A true national tragedy

I find it amazing how vibrant Israel’s democracy can be – and how self-destructive.
Case in point is Ahmed Tibi, a man who has been a member of Knesset for the past decade and a half, and who was previously the personal physician to the world’s worst terrorist of the time – Yasser Arafat. Ahmed Tibi is now the Deputy Speaker of the Knesset. But apparently, he has not forgotten his true allegiance.
This week (July 4), Tibi is proposing a bill in the Knesset to remove state funding from organizations or authorities that negate the “Nakba” – the Arab “day of mourning” over the establishment of the State of Israel, which is observed every year on May 15, often accompanied by terrorist attacks.
It is blindingly obvious that the bill is being proposed in response to another Knesset bill proposing to remove state funding from organizations that actually mark Israel’s independence day with mourning, thereby serving as yet another example of how Palestinians try to co-opt Israel’s national identity and history and make it their own.
But in an attempt to blur the true meaning of the bill, Tibi claims that it is intended to make sure that everyone “recognizes the national tragedy” of the Palestinians. He claims that the bill is targeted at groups “publicly denying the true historical event seminal to the tragedy of the Palestinians.”
So just to make things eminently clear, let us examine what the “true historical event seminal to the tragedy of the Palestinians” really is, and perhaps we can thereby assist the Knesset as it makes its decision.
In 1948, the term “Palestinian” referred to Jewish residents of what is now the State of Israel. These people held “Palestinian” passports issued by the British Mandate authorities, and these passports were recognized all over the world. It was only in 1964, with the advent of the PLO – an organization created by the Arab League as a form of apology to Arab residents of Israel and led from the outset by Tibi’s mentor, Yasser Arafat – that the term began to refer to Arabs.
But what was it that the Arab world had to apologize for in the first place? Why was it so necessary to create the PLO and the ensuing half-century of terrorism and tragedy?
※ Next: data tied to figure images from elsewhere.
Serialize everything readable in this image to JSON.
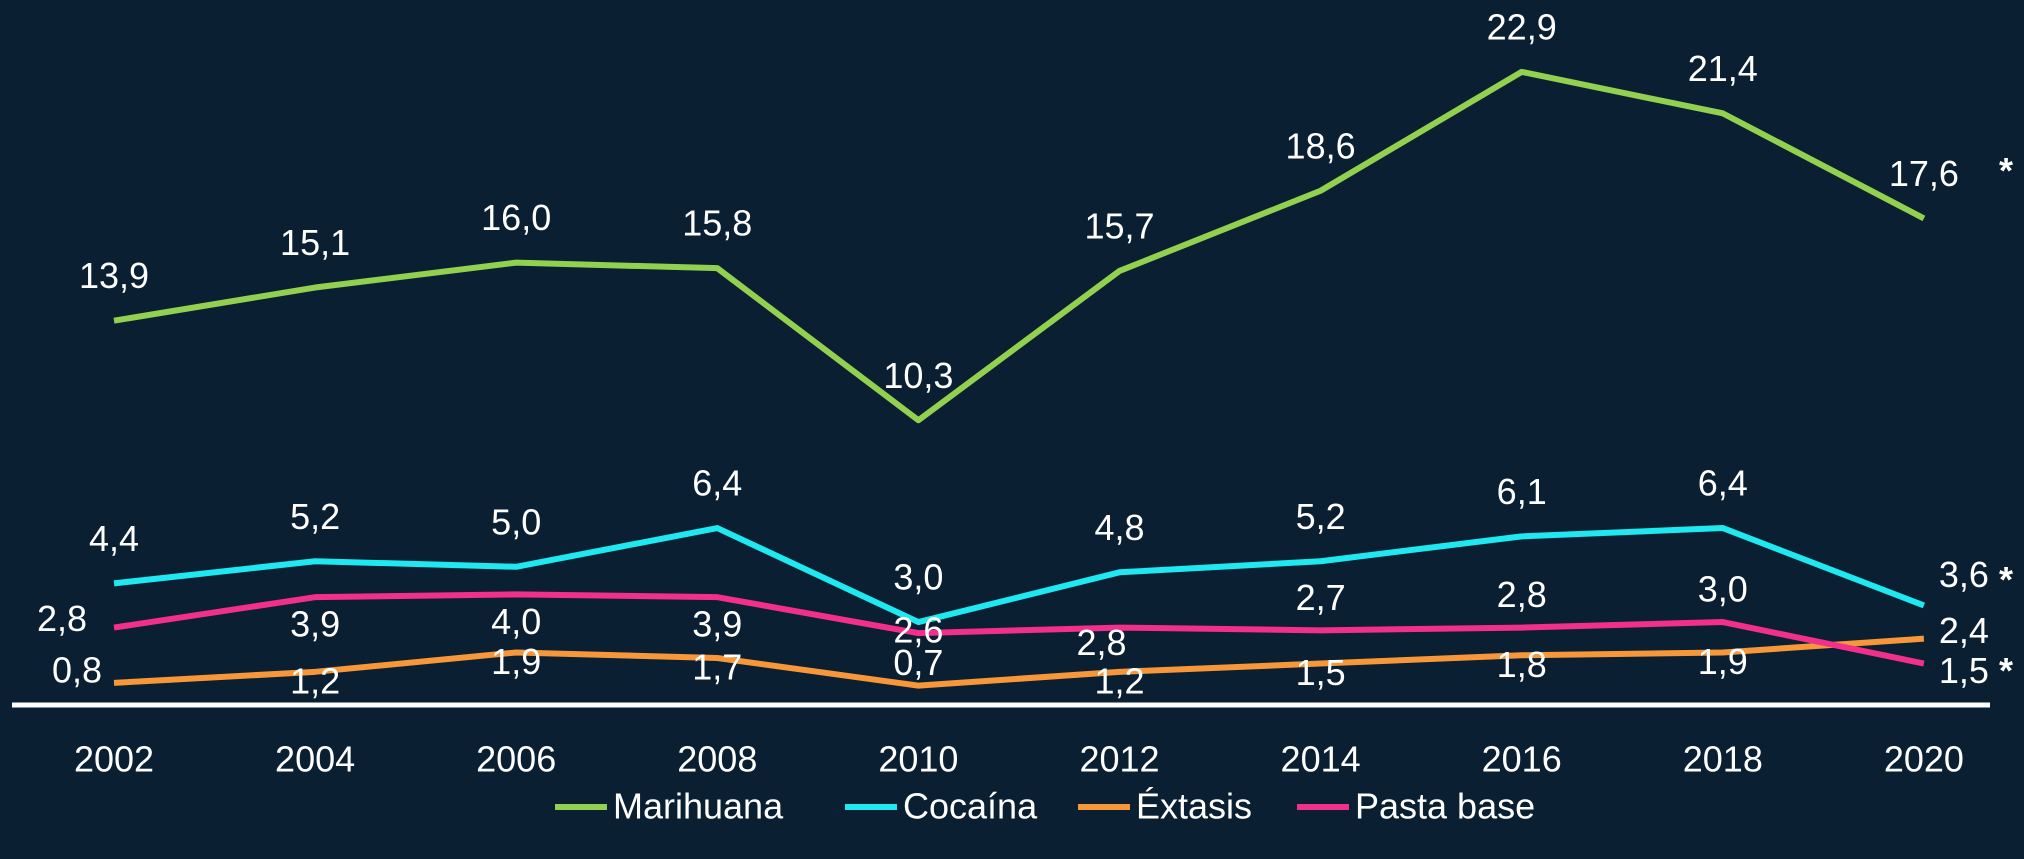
{
  "chart_data": {
    "type": "line",
    "categories": [
      "2002",
      "2004",
      "2006",
      "2008",
      "2010",
      "2012",
      "2014",
      "2016",
      "2018",
      "2020"
    ],
    "ylim": [
      0,
      25.5
    ],
    "series": [
      {
        "name": "Marihuana",
        "color": "#92d050",
        "annotation": "*",
        "values": [
          13.9,
          15.1,
          16.0,
          15.8,
          10.3,
          15.7,
          18.6,
          22.9,
          21.4,
          17.6
        ],
        "value_labels": [
          "13,9",
          "15,1",
          "16,0",
          "15,8",
          "10,3",
          "15,7",
          "18,6",
          "22,9",
          "21,4",
          "17,6"
        ]
      },
      {
        "name": "Cocaína",
        "color": "#1ee9f0",
        "annotation": "*",
        "values": [
          4.4,
          5.2,
          5.0,
          6.4,
          3.0,
          4.8,
          5.2,
          6.1,
          6.4,
          3.6
        ],
        "value_labels": [
          "4,4",
          "5,2",
          "5,0",
          "6,4",
          "3,0",
          "4,8",
          "5,2",
          "6,1",
          "6,4",
          "3,6"
        ]
      },
      {
        "name": "Éxtasis",
        "color": "#f7973a",
        "values": [
          0.8,
          1.2,
          1.9,
          1.7,
          0.7,
          1.2,
          1.5,
          1.8,
          1.9,
          2.4
        ],
        "value_labels": [
          "0,8",
          "1,2",
          "1,9",
          "1,7",
          "0,7",
          "1,2",
          "1,5",
          "1,8",
          "1,9",
          "2,4"
        ]
      },
      {
        "name": "Pasta base",
        "color": "#f2308c",
        "annotation": "*",
        "values": [
          2.8,
          3.9,
          4.0,
          3.9,
          2.6,
          2.8,
          2.7,
          2.8,
          3.0,
          1.5
        ],
        "value_labels": [
          "2,8",
          "3,9",
          "4,0",
          "3,9",
          "2,6",
          "2,8",
          "2,7",
          "2,8",
          "3,0",
          "1,5"
        ]
      }
    ]
  }
}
As the British Mandate crumbled and left, the armies of Egypt, Syria, Lebanon, Jordan, Iraq and Saudi Arabia, with tag-along participation from other Arab countries, invaded Israel in what they considered would be the easiest military victory in history. They told the Arab residents of Israel to get out of the way, so that the regular armies could simply walk in, clear Israel of its rightful residents, and then gallantly hand the land of Israel back to its Arab inhabitants on a silver platter – to the everlasting thanks of the new Palestinians.
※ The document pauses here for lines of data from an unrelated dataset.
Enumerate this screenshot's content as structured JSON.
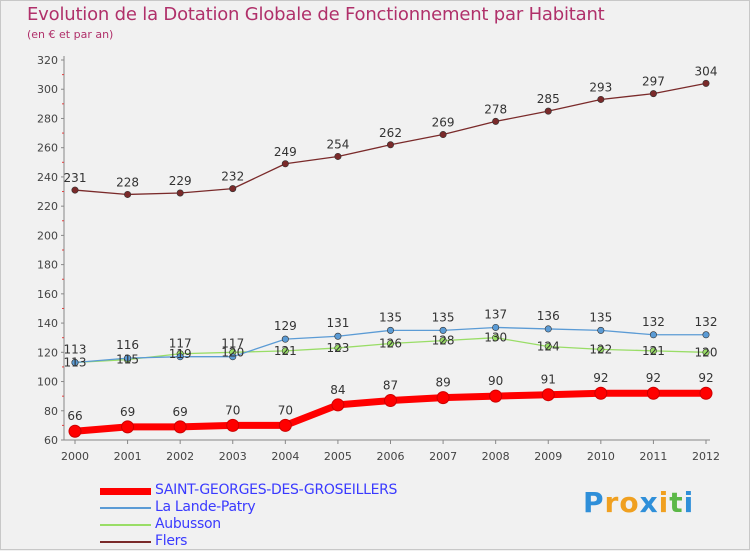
{
  "header": {
    "title": "Evolution de la Dotation Globale de Fonctionnement par Habitant",
    "subtitle": "(en € et par an)"
  },
  "logo": {
    "letters": [
      "P",
      "r",
      "o",
      "x",
      "i",
      "t",
      "i"
    ],
    "colors": [
      "#2f8fd9",
      "#f0a020",
      "#f0a020",
      "#2f8fd9",
      "#f0a020",
      "#5cb848",
      "#2f8fd9"
    ]
  },
  "chart_data": {
    "type": "line",
    "title": "Evolution de la Dotation Globale de Fonctionnement par Habitant",
    "subtitle": "(en € et par an)",
    "xlabel": "",
    "ylabel": "",
    "x": [
      "2000",
      "2001",
      "2002",
      "2003",
      "2004",
      "2005",
      "2006",
      "2007",
      "2008",
      "2009",
      "2010",
      "2011",
      "2012"
    ],
    "ylim": [
      60,
      320
    ],
    "yticks": [
      60,
      80,
      100,
      120,
      140,
      160,
      180,
      200,
      220,
      240,
      260,
      280,
      300,
      320
    ],
    "grid": false,
    "legend_position": "bottom-left",
    "series": [
      {
        "name": "SAINT-GEORGES-DES-GROSEILLERS",
        "color": "#ff0000",
        "values": [
          66,
          69,
          69,
          70,
          70,
          84,
          87,
          89,
          90,
          91,
          92,
          92,
          92
        ]
      },
      {
        "name": "La Lande-Patry",
        "color": "#5b9bd5",
        "values": [
          113,
          116,
          117,
          117,
          129,
          131,
          135,
          135,
          137,
          136,
          135,
          132,
          132
        ]
      },
      {
        "name": "Aubusson",
        "color": "#99dd66",
        "values": [
          113,
          115,
          119,
          120,
          121,
          123,
          126,
          128,
          130,
          124,
          122,
          121,
          120
        ]
      },
      {
        "name": "Flers",
        "color": "#7a2a2a",
        "values": [
          231,
          228,
          229,
          232,
          249,
          254,
          262,
          269,
          278,
          285,
          293,
          297,
          304
        ]
      }
    ]
  }
}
The “national tragedy” that the Palestinians mark on May 15 is that they actually listened to the Arab governments. Instead of the cakewalk that the Arab armies envisioned, they were trounced by a rag-tag collection of Holocaust survivors and farming pioneers in what became Israel’s war of independence, and what would result in Jewish hegemony over the Land of Israel and the most progressive, free, prosperous and tolerant country anywhere southeast of Europe.
Ask any Palestinian today, even Ahmed Tibi, what the “national tragedy” of the Palestinian people is, and they will tell you that it is the creation of Israel. Hence it is marked by a day of mourning on May 15 – the anniversary of Israel’s independence.
But in looking at the true history of 1948, we see that with this answer, Ahmed Tibi himself, and the Palestinians he represents, are the true deniers of their “tragedy.” They actively deny any Arab involvement in preventing a Palestinian state from arising – an involvement that continues to this very day. As such, they should become the first targets of his own legislation.
Perhaps the truest “tragedy” though, is the real freedom and progress and prosperity that they enjoy in Israel – the Middle East’s Land of the Free. For it is only through this freedom, and the tolerance shown by Israel, that such venomous hatred can occupy a place of prestige and influence in the heart of Israel’s democracy.